Some believe that it is the egotistical mindset of Maher that keeps Bashar from choosing options being offered by the Arab League to stem the uprising and end the months of violence. Others argue that the image of a bloodthirsty and crazed younger brother is a ruse to protect the president's image, replicating a model that was first used by Hafez and his brother Rifaat. The 1982 Hama massacre, a swift and brutal operation that destroyed three quarters of the city and killed an estimated 30,000 to 40,000 people, is widely attributed to Rifaat . Like Hafez and Rifaat in the past, Maher gets the blood on his hands while Bashar keeps a respectable distance.

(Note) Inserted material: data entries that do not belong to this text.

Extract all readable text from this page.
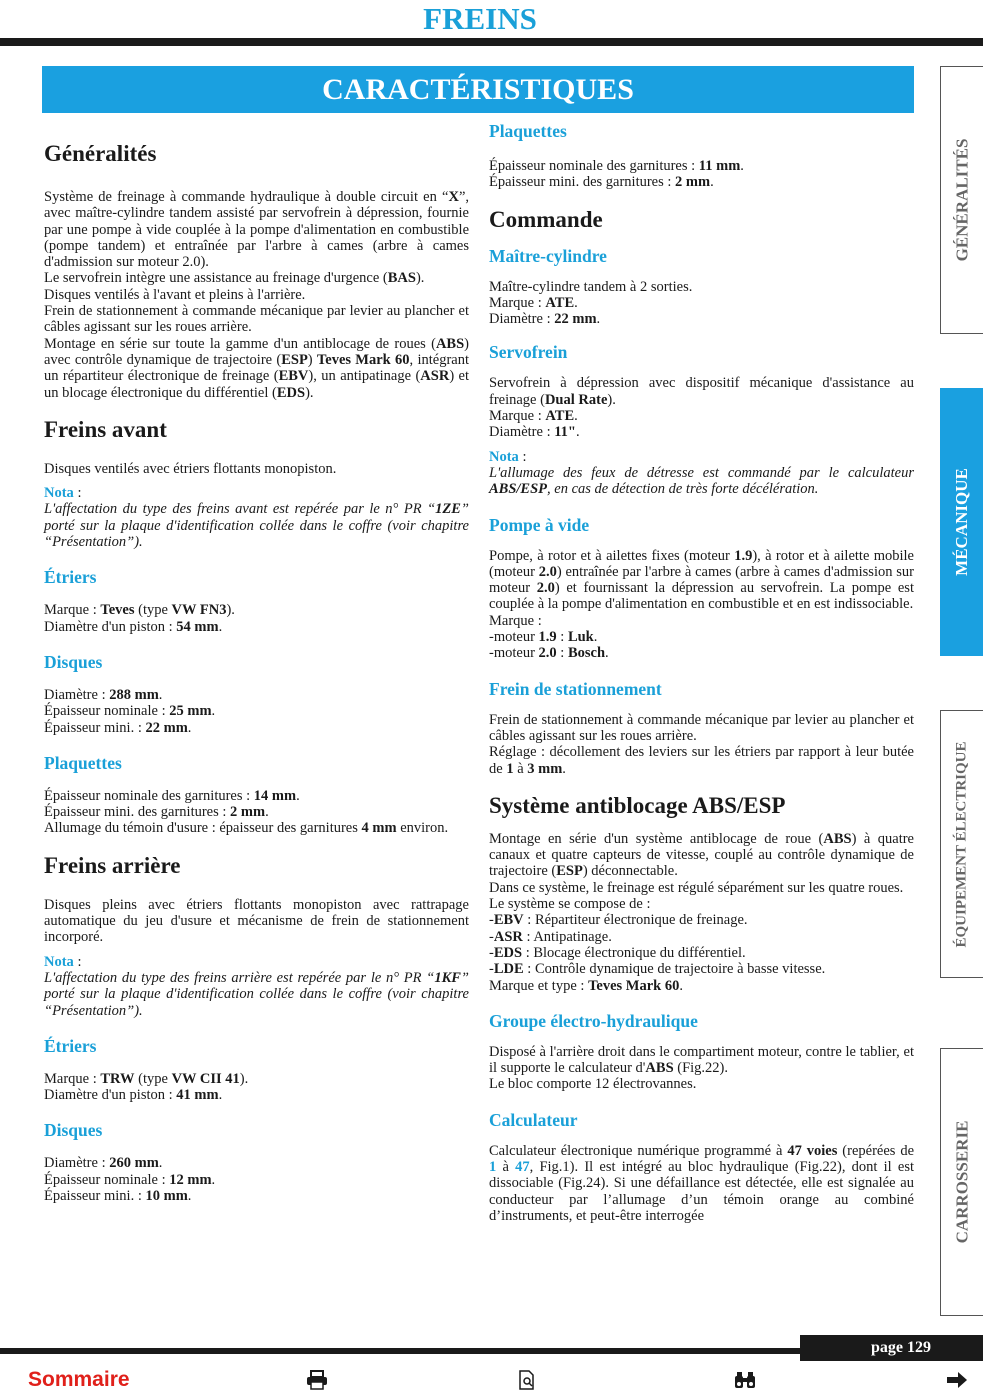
FREINS
CARACTÉRISTIQUES
Généralités

Système de freinage à commande hydraulique à double circuit en “X”, avec maître-cylindre tandem assisté par servofrein à dépression, fournie par une pompe à vide couplée à la pompe d'alimentation en combustible (pompe tandem) et entraînée par l'arbre à cames (arbre à cames d'admission sur moteur 2.0).

Le servofrein intègre une assistance au freinage d'urgence (BAS).

Disques ventilés à l'avant et pleins à l'arrière.

Frein de stationnement à commande mécanique par levier au plancher et câbles agissant sur les roues arrière.

Montage en série sur toute la gamme d'un antiblocage de roues (ABS) avec contrôle dynamique de trajectoire (ESP) Teves Mark 60, intégrant un répartiteur électronique de freinage (EBV), un antipatinage (ASR) et un blocage électronique du différentiel (EDS).

Freins avant

Disques ventilés avec étriers flottants monopiston.

Nota :

L'affectation du type des freins avant est repérée par le n° PR “1ZE” porté sur la plaque d'identification collée dans le coffre (voir chapitre “Présentation”).

Étriers

Marque : Teves (type VW FN3).

Diamètre d'un piston : 54 mm.

Disques

Diamètre : 288 mm.

Épaisseur nominale : 25 mm.

Épaisseur mini. : 22 mm.

Plaquettes

Épaisseur nominale des garnitures : 14 mm.

Épaisseur mini. des garnitures : 2 mm.

Allumage du témoin d'usure : épaisseur des garnitures 4 mm environ.

Freins arrière

Disques pleins avec étriers flottants monopiston avec rattrapage automatique du jeu d'usure et mécanisme de frein de stationnement incorporé.

Nota :

L'affectation du type des freins arrière est repérée par le n° PR “1KF” porté sur la plaque d'identification collée dans le coffre (voir chapitre “Présentation”).

Étriers

Marque : TRW (type VW CII 41).

Diamètre d'un piston : 41 mm.

Disques

Diamètre : 260 mm.

Épaisseur nominale : 12 mm.

Épaisseur mini. : 10 mm.

Plaquettes

Épaisseur nominale des garnitures : 11 mm.

Épaisseur mini. des garnitures : 2 mm.

Commande
Maître-cylindre

Maître-cylindre tandem à 2 sorties.

Marque : ATE.

Diamètre : 22 mm.

Servofrein

Servofrein à dépression avec dispositif mécanique d'assistance au freinage (Dual Rate).

Marque : ATE.

Diamètre : 11".

Nota :

L'allumage des feux de détresse est commandé par le calculateur ABS/ESP, en cas de détection de très forte décélération.

Pompe à vide

Pompe, à rotor et à ailettes fixes (moteur 1.9), à rotor et à ailette mobile (moteur 2.0) entraînée par l'arbre à cames (arbre à cames d'admission sur moteur 2.0) et fournissant la dépression au servofrein. La pompe est couplée à la pompe d'alimentation en combustible et en est indissociable.

Marque :

-moteur 1.9 : Luk.

-moteur 2.0 : Bosch.

Frein de stationnement

Frein de stationnement à commande mécanique par levier au plancher et câbles agissant sur les roues arrière.

Réglage : décollement des leviers sur les étriers par rapport à leur butée de 1 à 3 mm.

Système antiblocage ABS/ESP

Montage en série d'un système antiblocage de roue (ABS) à quatre canaux et quatre capteurs de vitesse, couplé au contrôle dynamique de trajectoire (ESP) déconnectable.

Dans ce système, le freinage est régulé séparément sur les quatre roues.

Le système se compose de :

-EBV : Répartiteur électronique de freinage.

-ASR : Antipatinage.

-EDS : Blocage électronique du différentiel.

-LDE : Contrôle dynamique de trajectoire à basse vitesse.

Marque et type : Teves Mark 60.

Groupe électro-hydraulique

Disposé à l'arrière droit dans le compartiment moteur, contre le tablier, et il supporte le calculateur d'ABS (Fig.22).

Le bloc comporte 12 électrovannes.

Calculateur

Calculateur électronique numérique programmé à 47 voies (repérées de 1 à 47, Fig.1). Il est intégré au bloc hydraulique (Fig.22), dont il est dissociable (Fig.24). Si une défaillance est détectée, elle est signalée au conducteur par l’allumage d’un témoin orange au combiné d’instruments, et peut-être interrogée

GÉNÉRALITÉS
MÉCANIQUE
ÉQUIPEMENT ÉLECTRIQUE
CARROSSERIE
page 129
Sommaire
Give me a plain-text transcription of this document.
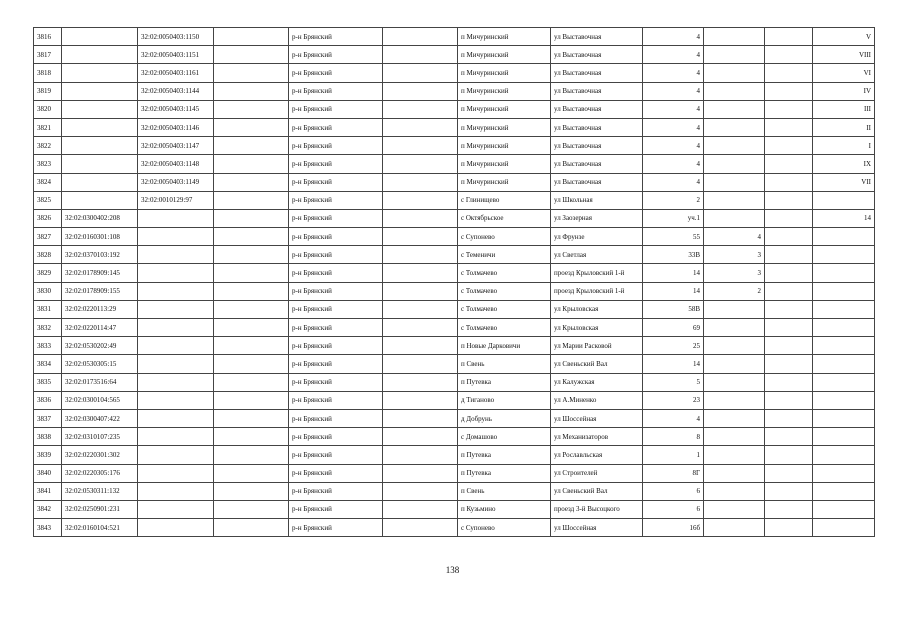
3816		32:02:0050403:1150		р-н Брянский		п Мичуринский	ул Выставочная	4			V
3817		32:02:0050403:1151		р-н Брянский		п Мичуринский	ул Выставочная	4			VIII
3818		32:02:0050403:1161		р-н Брянский		п Мичуринский	ул Выставочная	4			VI
3819		32:02:0050403:1144		р-н Брянский		п Мичуринский	ул Выставочная	4			IV
3820		32:02:0050403:1145		р-н Брянский		п Мичуринский	ул Выставочная	4			III
3821		32:02:0050403:1146		р-н Брянский		п Мичуринский	ул Выставочная	4			II
3822		32:02:0050403:1147		р-н Брянский		п Мичуринский	ул Выставочная	4			I
3823		32:02:0050403:1148		р-н Брянский		п Мичуринский	ул Выставочная	4			IX
3824		32:02:0050403:1149		р-н Брянский		п Мичуринский	ул Выставочная	4			VII
3825		32:02:0010129:97		р-н Брянский		с Глинищево	ул Школьная	2			
3826	32:02:0300402:208			р-н Брянский		с Октябрьское	ул Заозерная	уч.1			14
3827	32:02:0160301:108			р-н Брянский		с Супонево	ул Фрунзе	55	4		
3828	32:02:0370103:192			р-н Брянский		с Теменичи	ул Светлая	33В	3		
3829	32:02:0178909:145			р-н Брянский		с Толмачево	проезд Крыловский 1-й	14	3		
3830	32:02:0178909:155			р-н Брянский		с Толмачево	проезд Крыловский 1-й	14	2		
3831	32:02:0220113:29			р-н Брянский		с Толмачево	ул Крыловская	58В			
3832	32:02:0220114:47			р-н Брянский		с Толмачево	ул Крыловская	69			
3833	32:02:0530202:49			р-н Брянский		п Новые Дарковичи	ул Марии Расковой	25			
3834	32:02:0530305:15			р-н Брянский		п Свень	ул Свеньский Вал	14			
3835	32:02:0173516:64			р-н Брянский		п Путевка	ул Калужская	5			
3836	32:02:0300104:565			р-н Брянский		д Тиганово	ул А.Миненко	23			
3837	32:02:0300407:422			р-н Брянский		д Добрунь	ул Шоссейная	4			
3838	32:02:0310107:235			р-н Брянский		с Домашово	ул Механизаторов	8			
3839	32:02:0220301:302			р-н Брянский		п Путевка	ул Рославльская	1			
3840	32:02:0220305:176			р-н Брянский		п Путевка	ул Строителей	8Г			
3841	32:02:0530311:132			р-н Брянский		п Свень	ул Свеньский Вал	6			
3842	32:02:0250901:231			р-н Брянский		п Кузьмино	проезд 3-й Высоцкого	6			
3843	32:02:0160104:521			р-н Брянский		с Супонево	ул Шоссейная	16б			
138
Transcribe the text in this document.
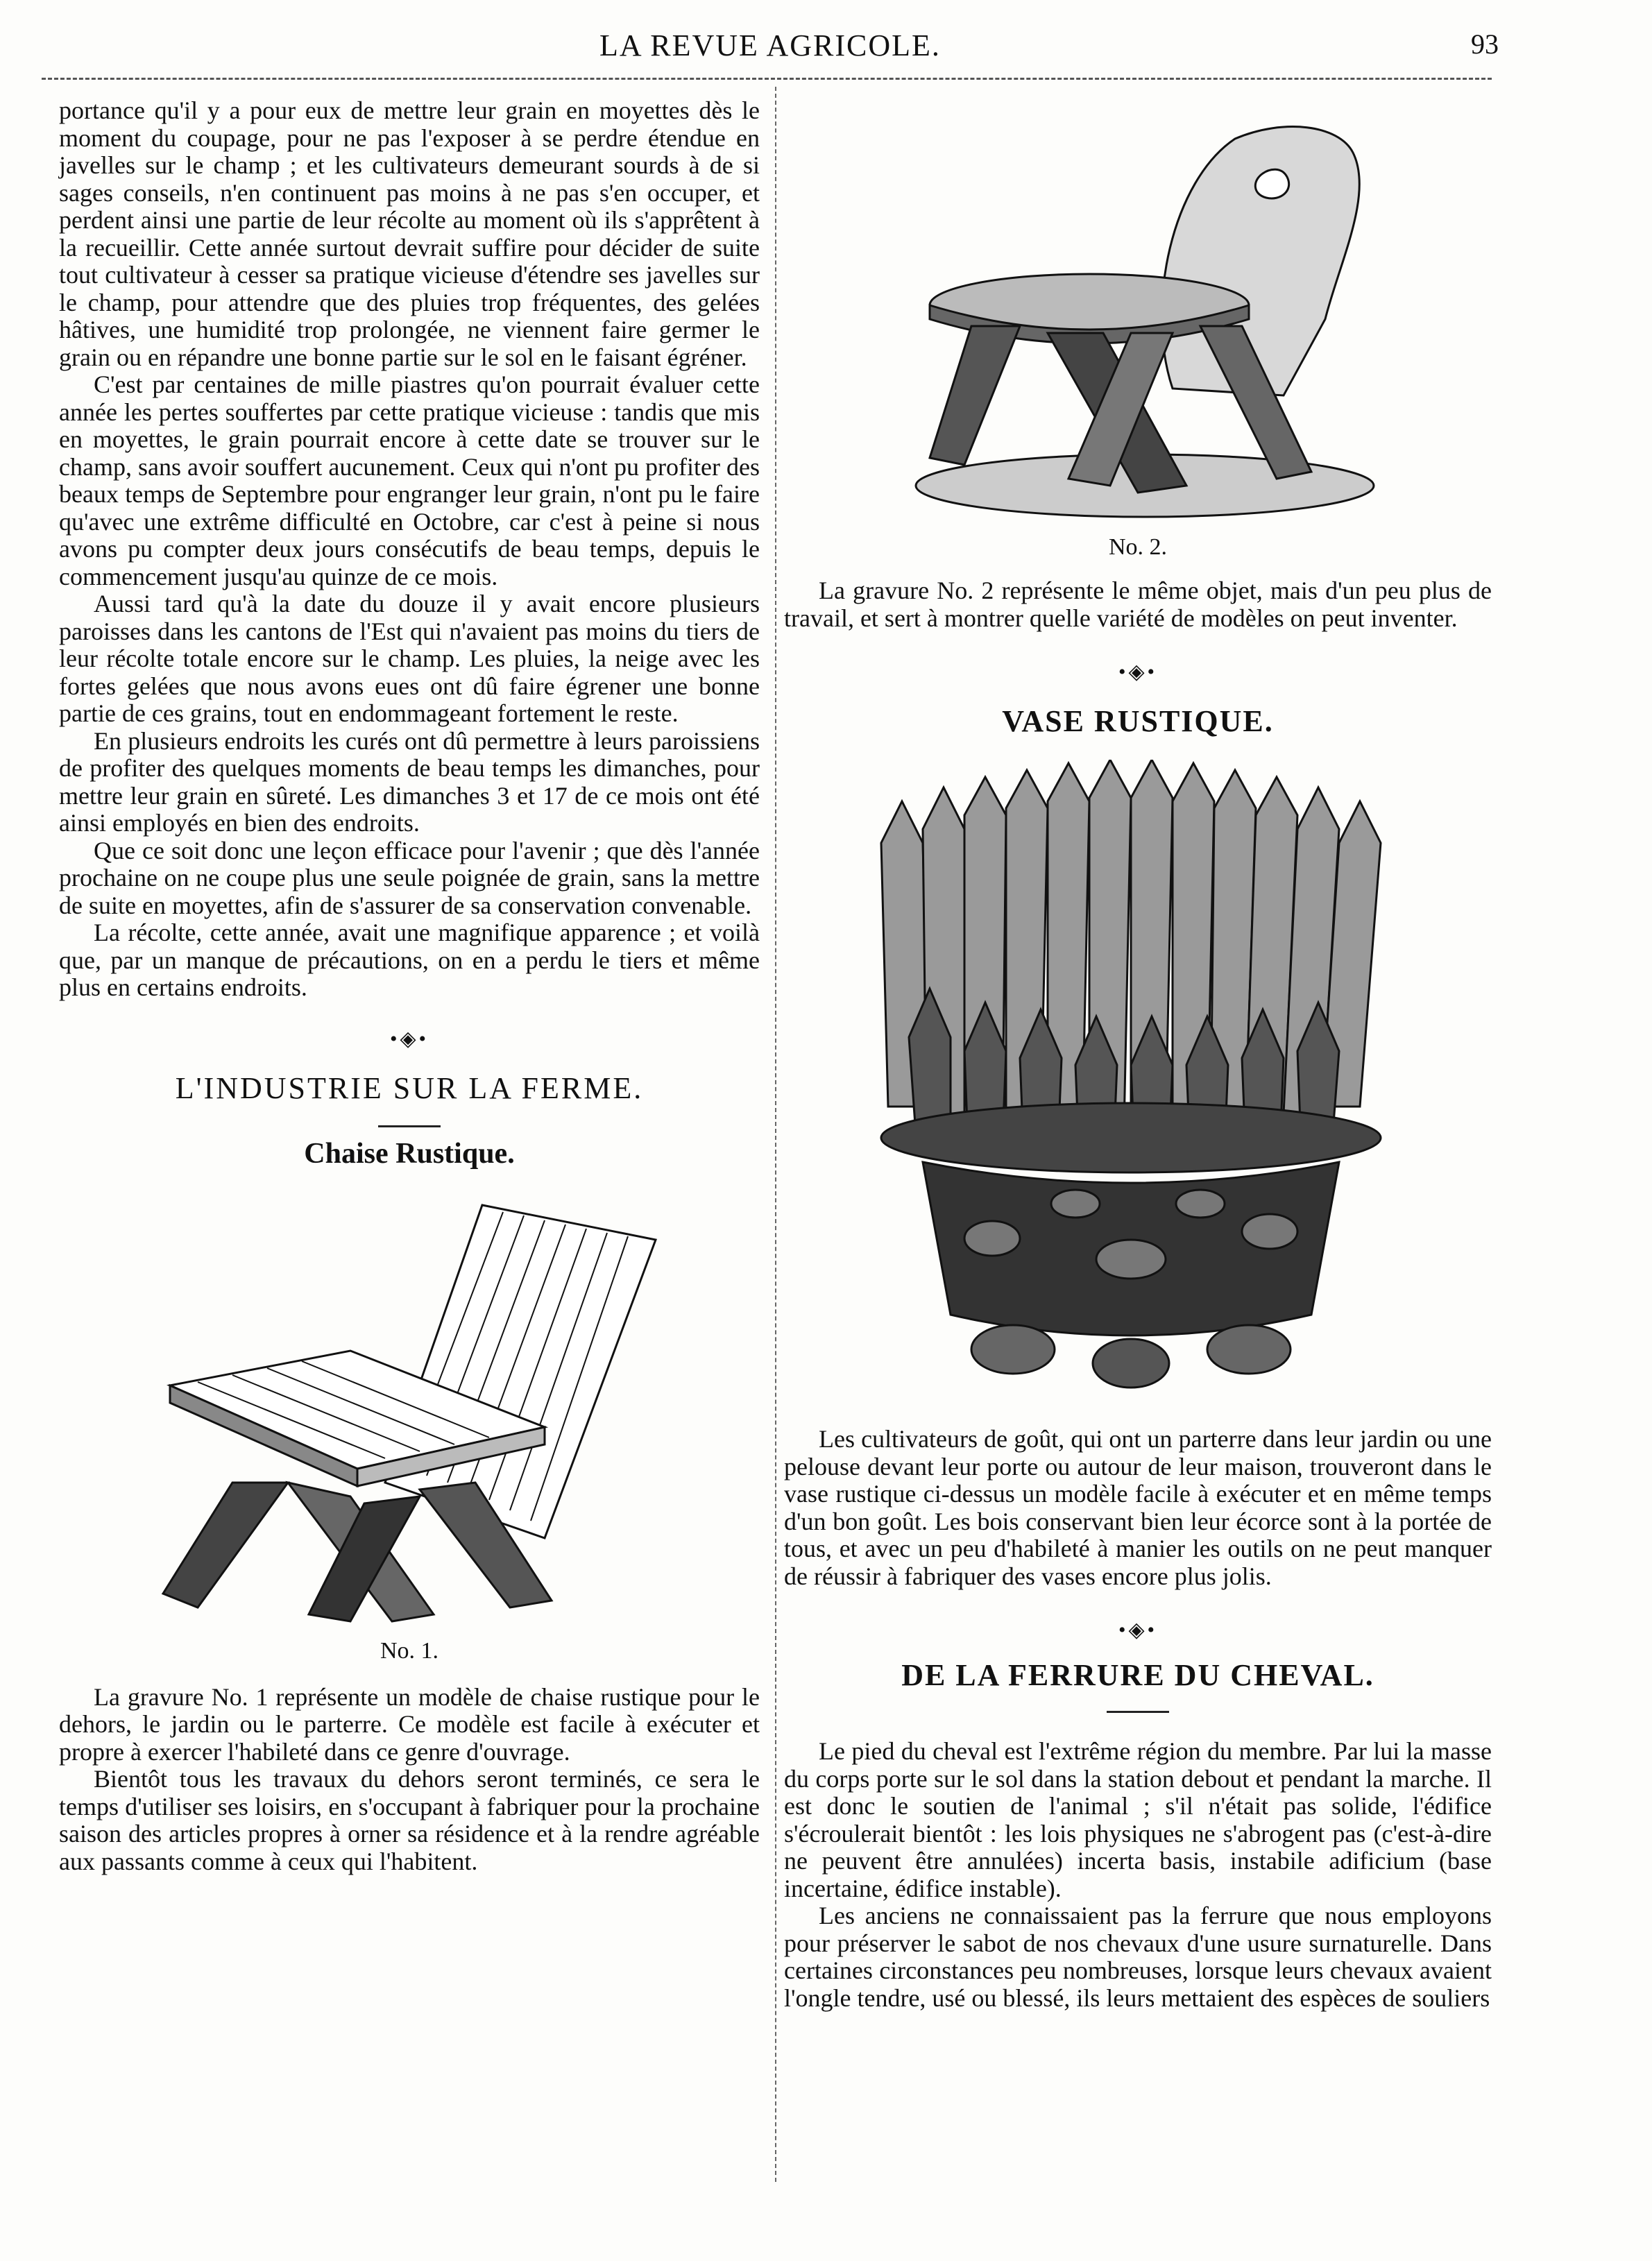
LA REVUE AGRICOLE.	93

portance qu'il y a pour eux de mettre leur grain en moyettes dès le moment du coupage, pour ne pas l'exposer à se perdre étendue en javelles sur le champ ; et les cultivateurs demeurant sourds à de si sages conseils, n'en continuent pas moins à ne pas s'en occuper, et perdent ainsi une partie de leur récolte au moment où ils s'apprêtent à la recueillir. Cette année surtout devrait suffire pour décider de suite tout cultivateur à cesser sa pratique vicieuse d'étendre ses javelles sur le champ, pour attendre que des pluies trop fréquentes, des gelées hâtives, une humidité trop prolongée, ne viennent faire germer le grain ou en répandre une bonne partie sur le sol en le faisant égréner.

C'est par centaines de mille piastres qu'on pourrait évaluer cette année les pertes souffertes par cette pratique vicieuse : tandis que mis en moyettes, le grain pourrait encore à cette date se trouver sur le champ, sans avoir souffert aucunement. Ceux qui n'ont pu profiter des beaux temps de Septembre pour engranger leur grain, n'ont pu le faire qu'avec une extrême difficulté en Octobre, car c'est à peine si nous avons pu compter deux jours consécutifs de beau temps, depuis le commencement jusqu'au quinze de ce mois.

Aussi tard qu'à la date du douze il y avait encore plusieurs paroisses dans les cantons de l'Est qui n'avaient pas moins du tiers de leur récolte totale encore sur le champ. Les pluies, la neige avec les fortes gelées que nous avons eues ont dû faire égrener une bonne partie de ces grains, tout en endommageant fortement le reste.

En plusieurs endroits les curés ont dû permettre à leurs paroissiens de profiter des quelques moments de beau temps les dimanches, pour mettre leur grain en sûreté. Les dimanches 3 et 17 de ce mois ont été ainsi employés en bien des endroits.

Que ce soit donc une leçon efficace pour l'avenir ; que dès l'année prochaine on ne coupe plus une seule poignée de grain, sans la mettre de suite en moyettes, afin de s'assurer de sa conservation convenable.

La récolte, cette année, avait une magnifique apparence ; et voilà que, par un manque de précautions, on en a perdu le tiers et même plus en certains endroits.

•◈•
L'INDUSTRIE SUR LA FERME.
Chaise Rustique.

No. 1.

La gravure No. 1 représente un modèle de chaise rustique pour le dehors, le jardin ou le parterre. Ce modèle est facile à exécuter et propre à exercer l'habileté dans ce genre d'ouvrage.

Bientôt tous les travaux du dehors seront terminés, ce sera le temps d'utiliser ses loisirs, en s'occupant à fabriquer pour la prochaine saison des articles propres à orner sa résidence et à la rendre agréable aux passants comme à ceux qui l'habitent.

No. 2.

La gravure No. 2 représente le même objet, mais d'un peu plus de travail, et sert à montrer quelle variété de modèles on peut inventer.

•◈•
VASE RUSTIQUE.

Les cultivateurs de goût, qui ont un parterre dans leur jardin ou une pelouse devant leur porte ou autour de leur maison, trouveront dans le vase rustique ci-dessus un modèle facile à exécuter et en même temps d'un bon goût. Les bois conservant bien leur écorce sont à la portée de tous, et avec un peu d'habileté à manier les outils on ne peut manquer de réussir à fabriquer des vases encore plus jolis.

•◈•
DE LA FERRURE DU CHEVAL.

Le pied du cheval est l'extrême région du membre. Par lui la masse du corps porte sur le sol dans la station debout et pendant la marche. Il est donc le soutien de l'animal ; s'il n'était pas solide, l'édifice s'écroulerait bientôt : les lois physiques ne s'abrogent pas (c'est-à-dire ne peuvent être annulées) incerta basis, instabile adificium (base incertaine, édifice instable).

Les anciens ne connaissaient pas la ferrure que nous employons pour préserver le sabot de nos chevaux d'une usure surnaturelle. Dans certaines circonstances peu nombreuses, lorsque leurs chevaux avaient l'ongle tendre, usé ou blessé, ils leurs mettaient des espèces de souliers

It is unclear how much of the massacre in Hama was directly orchestrated by Hafez, Rifaat reveled in his handiwork—like Maher—bragging that the death toll in Hama was closer to 40,000. Despite his contributions to his brother’s continued leadership he and Rifaat fell out in 1984 over Hafez’s fitness to lead as his health suffered. Rifaat was exiled abroad and his insubordination was so unacceptable that Hafez ordered images that included Rifaat modified to remove him from the frame.

Today, current president Bashar Al-Assad faces an earthquake in his leadership and the contributions of his brother are both enforcing his rule and undermining it. Like the current Assad generation, the first generation of Assad leaders are a picture defined significantly by those not in it.